Il sesto delitto - Le prime linee

Fotografia : Tama66
Fotografia : Tama66

Sulla strada che serpeggia tra le rocce e gli alberi bassi, basta poco per dimenticare quello che ci si lascia alle spalle. La statale, l’autostrada di qualche istante prima, la città da cui si è partiti la mattina si cancellano a poco a poco ad ogni curva.

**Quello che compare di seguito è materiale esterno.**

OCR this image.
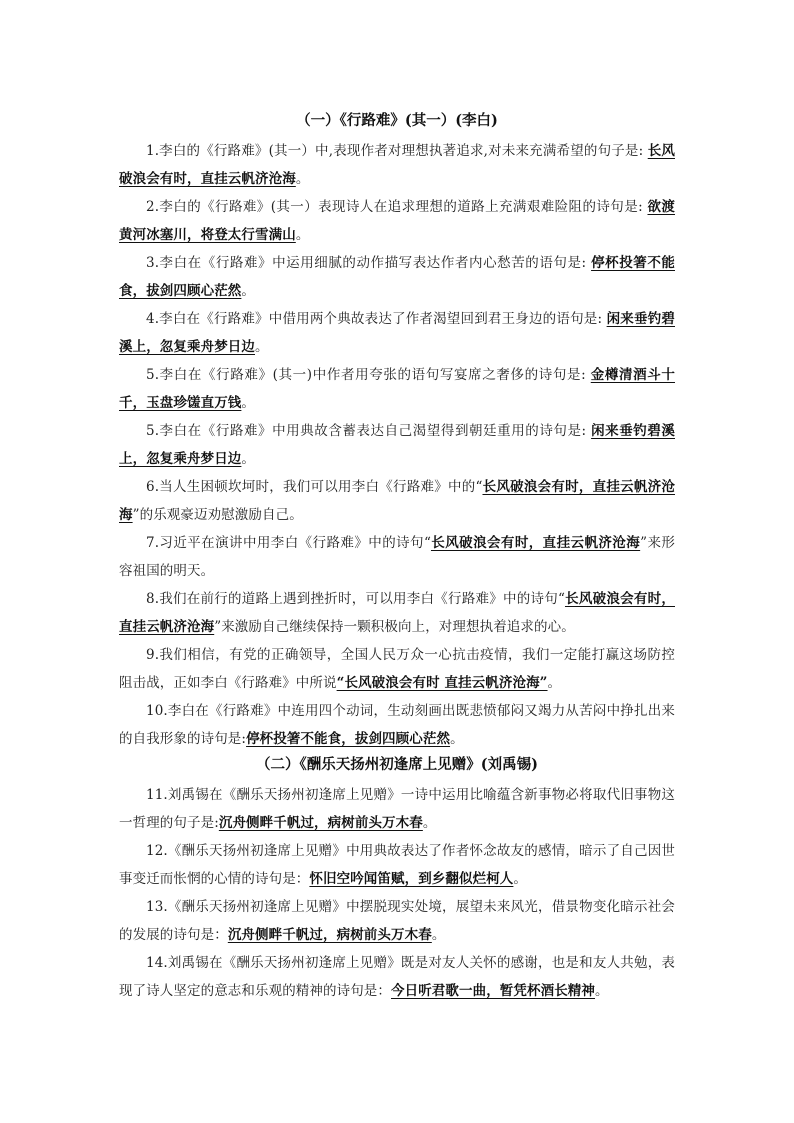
（一）《行路难》(其一）(李白)

1.李白的《行路难》(其一）中,表现作者对理想执著追求,对未来充满希望的句子是: 长风破浪会有时，直挂云帆济沧海。

2.李白的《行路难》(其一）表现诗人在追求理想的道路上充满艰难险阻的诗句是: 欲渡黄河冰塞川，将登太行雪满山。

3.李白在《行路难》中运用细腻的动作描写表达作者内心愁苦的语句是: 停杯投箸不能食，拔剑四顾心茫然。

4.李白在《行路难》中借用两个典故表达了作者渴望回到君王身边的语句是: 闲来垂钓碧溪上，忽复乘舟梦日边。

5.李白在《行路难》(其一)中作者用夸张的语句写宴席之奢侈的诗句是: 金樽清酒斗十千，玉盘珍馐直万钱。

5.李白在《行路难》中用典故含蓄表达自己渴望得到朝廷重用的诗句是: 闲来垂钓碧溪上，忽复乘舟梦日边。

6.当人生困顿坎坷时，我们可以用李白《行路难》中的“长风破浪会有时，直挂云帆济沧海”的乐观豪迈劝慰激励自己。

7.习近平在演讲中用李白《行路难》中的诗句“长风破浪会有时，直挂云帆济沧海”来形容祖国的明天。

8.我们在前行的道路上遇到挫折时，可以用李白《行路难》中的诗句“长风破浪会有时，直挂云帆济沧海”来激励自己继续保持一颗积极向上，对理想执着追求的心。

9.我们相信，有党的正确领导，全国人民万众一心抗击疫情，我们一定能打赢这场防控阻击战，正如李白《行路难》中所说“长风破浪会有时 直挂云帆济沧海”。

10.李白在《行路难》中连用四个动词，生动刻画出既悲愤郁闷又竭力从苦闷中挣扎出来的自我形象的诗句是:停杯投箸不能食，拔剑四顾心茫然。

（二）《酬乐天扬州初逢席上见赠》(刘禹锡)

11.刘禹锡在《酬乐天扬州初逢席上见赠》一诗中运用比喻蕴含新事物必将取代旧事物这一哲理的句子是:沉舟侧畔千帆过，病树前头万木春。

12.《酬乐天扬州初逢席上见赠》中用典故表达了作者怀念故友的感情，暗示了自己因世事变迁而怅惘的心情的诗句是：怀旧空吟闻笛赋，到乡翻似烂柯人。

13.《酬乐天扬州初逢席上见赠》中摆脱现实处境，展望未来风光，借景物变化暗示社会的发展的诗句是：沉舟侧畔千帆过，病树前头万木春。

14.刘禹锡在《酬乐天扬州初逢席上见赠》既是对友人关怀的感谢，也是和友人共勉，表现了诗人坚定的意志和乐观的精神的诗句是：今日听君歌一曲，暂凭杯酒长精神。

Restano il dolce fluttuare degli ulivi, le ondulazioni delle colline, l’abbraccio discreto della linea grigia di cemento che si snoda sui loro fianchi. Più la segui e più ti domandi dove conduca – anche se lo sai perfettamente. E la sorpresa è davvero tanta quando un’ultima curva rivela Pensegarde.

Mi sono fermato davanti al versante su cui s’aggrap-pano le poche case indicate con questo nome. Sembra una cartolina: la pietra chiara, le imposte color pastello, le chiazze d’alberi, il cielo perfetto, lo scenario della valle serena sullo sfondo. E’ davvero bello. Non c’è altro da aggiungere. E appunto queste parole mi sono venute in mente. Non ho nemmeno pensato: ‘Ma allora è qui che vive Lex!’

Rimontato in macchina per percorrere gli ultimi tratti che salgono verso l’abitato, mi sono fermato sulla piazzetta attrezzata al centro. Un tiglio dagli ampi rami la occupava saldamente, facendo la guardia. Più oltre, nell’ombra, una fontana aggiungeva il suo fascino, associando la frescura all’idea di un’accoglienza calorosa. Visti da vicino, gli edifici circostanti apparivano ancora più nitidi di quanto non mi fossero sembrati in basso.

In quale viveva, lui? Tutte le imposte erano aperte, le finestre abbellite da tende, i porticati fioriti. Forse li abitava tutti a turno, scrivendo in uno, mangiando nell’altro, dormendo nell’altro ancora, distraendosi nel quarto e meditando nell’ultimo.

Solo allora mi sono reso conto del numero delle case: cinque. Come i crimini su cui investigavo.